Comment 4 Matthias Clasen 2021-04-28 18:41:14 UTC
> 2. The GNOME font selector is usually more correct, but also suffers from attempts to make things up instead of relying on Opentype face names, making a mess more often than not (but less often that LibreOffice). Also it does not understand font faces split over multiple files.

The gnome font selector is not in the business of understanding how font faces are split over files. It shows the fonts that fontconfig tells us about

Comment 5 Nicolas Mailhot 2021-04-28 20:00:27 UTC
Exactly, it has no business of understanding how font faces are split over files, it should display one entry per face detected by fontconfig, and let fontconfig handle the assembling, instead of duplicating entries for the same face when it is split over multiple files.
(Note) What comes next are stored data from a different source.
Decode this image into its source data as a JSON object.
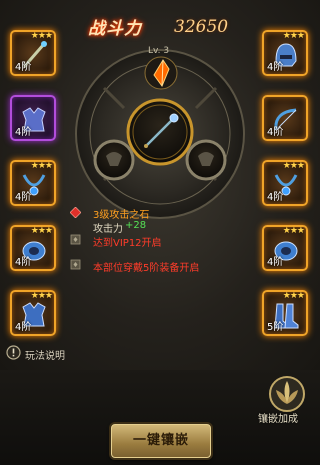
{
  "header": {
    "power_label": "战斗力",
    "power_value": "32650"
  },
  "equipment_left": [
    {
      "grade": "4阶",
      "stars": "★★★",
      "frame": "gold",
      "item": "staff"
    },
    {
      "grade": "4阶",
      "stars": "",
      "frame": "purple",
      "item": "armor"
    },
    {
      "grade": "4阶",
      "stars": "★★★",
      "frame": "gold",
      "item": "necklace"
    },
    {
      "grade": "4阶",
      "stars": "★★★",
      "frame": "gold",
      "item": "bracer"
    },
    {
      "grade": "4阶",
      "stars": "★★★",
      "frame": "gold",
      "item": "armor"
    }
  ],
  "equipment_right": [
    {
      "grade": "4阶",
      "stars": "★★★",
      "frame": "gold",
      "item": "helmet"
    },
    {
      "grade": "4阶",
      "stars": "",
      "frame": "gold",
      "item": "bow"
    },
    {
      "grade": "4阶",
      "stars": "★★★",
      "frame": "gold",
      "item": "necklace"
    },
    {
      "grade": "4阶",
      "stars": "★★★",
      "frame": "gold",
      "item": "bracer"
    },
    {
      "grade": "5阶",
      "stars": "★★★",
      "frame": "gold",
      "item": "boots"
    }
  ],
  "center": {
    "level": "Lv. 3"
  },
  "gem_info": {
    "name": "3级攻击之石",
    "stat_label": "攻击力",
    "stat_value": "+28",
    "slot2_text": "达到VIP12开启",
    "slot3_text": "本部位穿戴5阶装备开启"
  },
  "help": {
    "label": "玩法说明"
  },
  "actions": {
    "one_click_label": "一键镶嵌",
    "inlay_bonus_label": "镶嵌加成"
  },
  "colors": {
    "gold_frame": "#f0a428",
    "purple_frame": "#b24ddc",
    "red_text": "#ff3c2a",
    "green_text": "#55e055",
    "gem_name": "#ffa020"
  }
}
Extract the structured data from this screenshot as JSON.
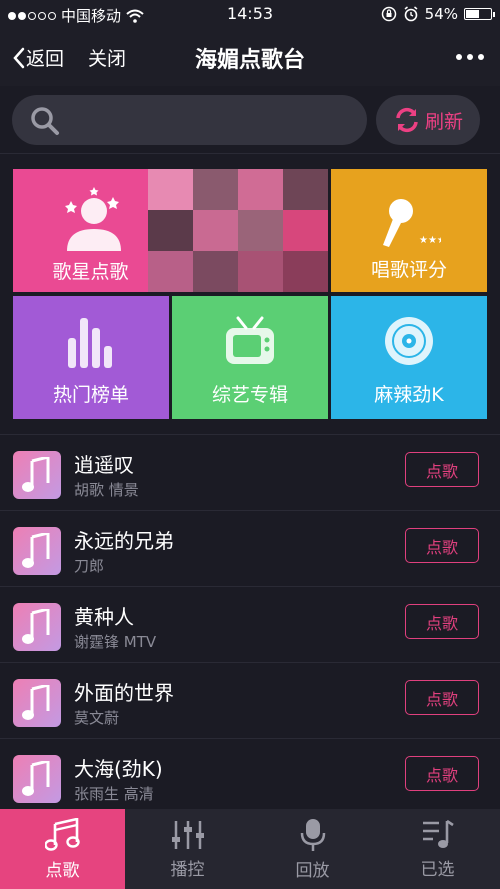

Comment 6 davidtomasi 2021-04-29 17:14:06 UTC
https://www.clinicaderecuperacao.net.br/

Comment 7 Ben Cotton 2021-08-10 13:00:02 UTC
This bug appears to have been reported against 'rawhide' during the Fedora 35 development cycle.
Changing version to 35.

Comment 8 Ben Cotton 2022-11-29 16:56:04 UTC
This message is a reminder that Fedora Linux 35 is nearing its end of life.
Fedora will stop maintaining and issuing updates for Fedora Linux 35 on 2022-12-13.
It is Fedora's policy to close all bug reports from releases that are no longer
maintained. At that time this bug will be closed as EOL if it remains open with a
'version' of '35'.

Package Maintainer: If you wish for this bug to remain open because you
plan to fix it in a currently maintained version, change the 'version' 
to a later Fedora Linux version.

Thank you for reporting this issue and we are sorry that we were not 
able to fix it before Fedora Linux 35 is end of life. If you would still like 
to see this bug fixed and are able to reproduce it against a later version 
of Fedora Linux, you are encouraged to change the 'version' to a later version
prior to this bug being closed.

Comment 9 Akira TAGOH 2022-12-08 06:48:16 UTC
You could work around if you write some fontconfig config to modify family/style to drop extra names and keep "Neo Sans Intel" only in family and proper names in style. but it can't be done automatically. this is a known task in upstream and we don't want to keep track of this here.